Au niveau du secteur financier, trois voies peuvent être empruntées par les institutions en fonction de leur taille, ambition et moyens. Elles peuvent poursuivre activement le financement de l’économie ivoirienne, en disposant d’ores et déjà de fonds propres nécessaires. Elles peuvent se recapitaliser pour se mettre en ordre de marche ou fusionner pour offrir une institution plus résiliente.
Le Fonds monétaire international (Fmi) s’inquiète de la concentration depuis 2008 de quelques émetteurs souverains (pays) dans le portefeuille des banques et recommande en urgence une augmentation des fonds propres selon les règles internationales de Bâle2. Comment appréhendez-vous cet avis du Fmi ?
Les banques et établissements financiers en Côte d’Ivoire ne sont pas tous à ranger dans la même catégorie en ce qui concerne les augmentations de fonds propres. Des exigences en fonds propres ont été soumises aux banques afin qu’elles soient mieux en adéquation avec les risques de crédit. Toutes ces exigences ont pour but, in fine, de protéger la population. En demandant aux banques d’augmenter leurs fonds propres pour faire face au risque de défaut de remboursement de crédit, on protège le système financier face aux problèmes de marché (style subprimes), aux crises bancaires ( style défaut d’une Institution), aux problèmes économiques ( style moteur de la croissance en berne), aux crises de dette souveraine ( style dégradation de la conjoncture). Nous ne sommes absolument pas dans ces configurations, mais il est sage de se protéger, même si le risque peut survenir, mais notre souhait est que cela ne se présente pas. Cependant, tout cela n’empêche pas certaines institutions d’avoir besoin d’être recapitalisées pour être conformes aux exigences de Bâle II.
Quelle est votre perception des perspectives de l’économie ivoirienne et particulièrement du secteur bancaire face à la crise ukrainienne ?

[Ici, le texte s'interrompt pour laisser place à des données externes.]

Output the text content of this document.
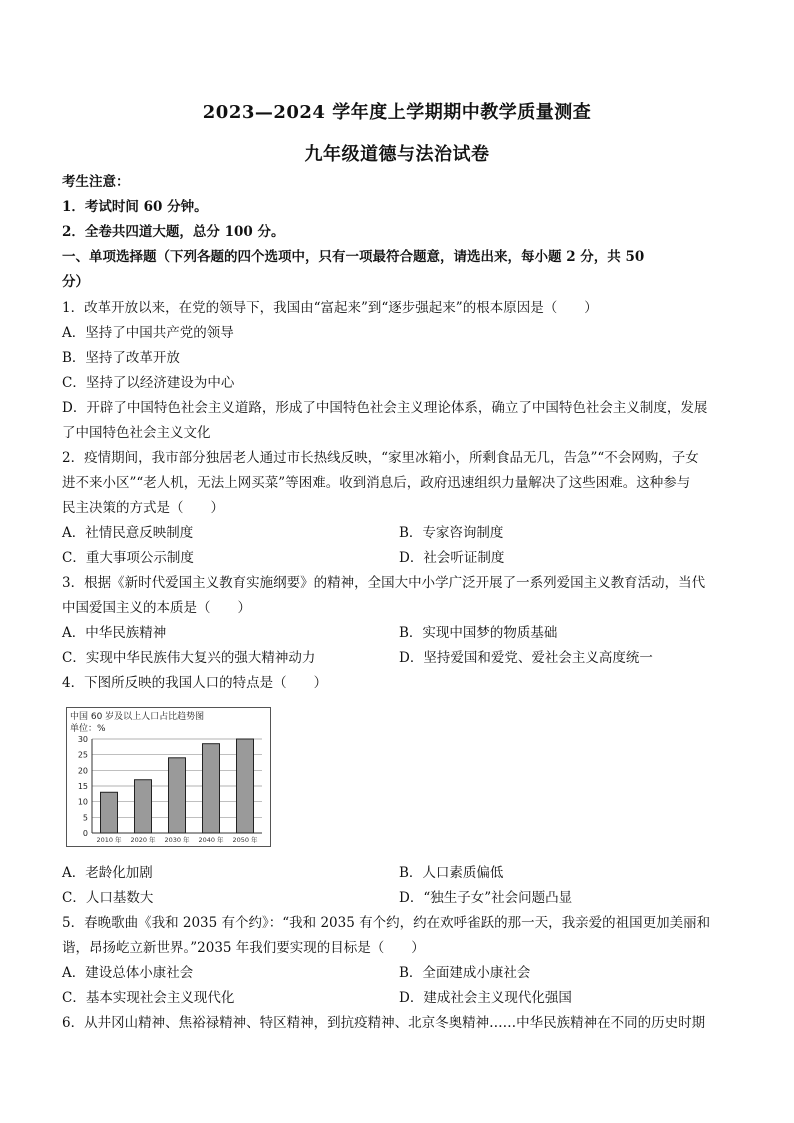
2023—2024 学年度上学期期中教学质量测查
九年级道德与法治试卷
考生注意：
1．考试时间 60 分钟。
2．全卷共四道大题，总分 100 分。
一、单项选择题（下列各题的四个选项中，只有一项最符合题意，请选出来，每小题 2 分，共 50
分）
1．改革开放以来，在党的领导下，我国由“富起来”到“逐步强起来”的根本原因是（　　）
A．坚持了中国共产党的领导
B．坚持了改革开放
C．坚持了以经济建设为中心
D．开辟了中国特色社会主义道路，形成了中国特色社会主义理论体系，确立了中国特色社会主义制度，发展
了中国特色社会主义文化
2．疫情期间，我市部分独居老人通过市长热线反映，“家里冰箱小，所剩食品无几，告急”“不会网购，子女
进不来小区”“老人机，无法上网买菜”等困难。收到消息后，政府迅速组织力量解决了这些困难。这种参与
民主决策的方式是（　　）
A．社情民意反映制度	B．专家咨询制度
C．重大事项公示制度	D．社会听证制度
3．根据《新时代爱国主义教育实施纲要》的精神，全国大中小学广泛开展了一系列爱国主义教育活动，当代
中国爱国主义的本质是（　　）
A．中华民族精神	B．实现中国梦的物质基础
C．实现中华民族伟大复兴的强大精神动力	D．坚持爱国和爱党、爱社会主义高度统一
4．下图所反映的我国人口的特点是（　　）
中国 60 岁及以上人口占比趋势图
单位：%
0
5
10
15
20
25
30
2010 年 2020 年 2030 年 2040 年 2050 年
A．老龄化加剧	B．人口素质偏低
C．人口基数大	D．“独生子女”社会问题凸显
5．春晚歌曲《我和 2035 有个约》：“我和 2035 有个约，约在欢呼雀跃的那一天，我亲爱的祖国更加美丽和
谐，昂扬屹立新世界。”2035 年我们要实现的目标是（　　）
A．建设总体小康社会	B．全面建成小康社会
C．基本实现社会主义现代化	D．建成社会主义现代化强国
6．从井冈山精神、焦裕禄精神、特区精神，到抗疫精神、北京冬奥精神……中华民族精神在不同的历史时期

En premier lieu, si vous analysez les rapports du FMI, vous vous rendrez compte que l’Afrique subsaharienne, et principalement, l’Afrique de l’Ouest est la seule région du monde, où les perspectives économiques seront en croissance, supérieures en 2023 par rapport à 2022. Ensuite, le secteur financier doit s’atteler à financer de manière beaucoup plus importante les PME. Et je vous assure que toute institution qui prendra des initiatives dans ce sens, le ressentira fortement dans son propre développement. Car les PME sont, à ce stade du développement de la Côte d’Ivoire, la réserve de croissance tant pour créer de l’emploi que de la richesse. Enfin, nous devrions nous atteler à créer une monnaie numérique. Car, une version numérique des pièces et des billets de banque est plus sûre et moins volatile que des cryptoactifs, dans la mesure où ceux-là sont émis et régulés par la banque centrale. Également, le second avantage est la promotion de l’inclusion financière. La monnaie numérique pourrait permettre à des personnes qui, jusque-là, ne disposent pas de compte bancaire d’accéder à des services financiers. Et pour conclure, la monnaie numérique peut faciliter les transferts et les paiements transnationaux. L’Afrique subsaharienne est la région, où le coût de l’envoi et de la réception de fonds est le plus élevé au monde. Grâce à la monnaie numérique, les envois de fonds par les travailleurs émigrés pourraient devenir plus simples, plus rapides et moins chers et permettraient d’intensifier les échanges dans la région et avec le reste du monde.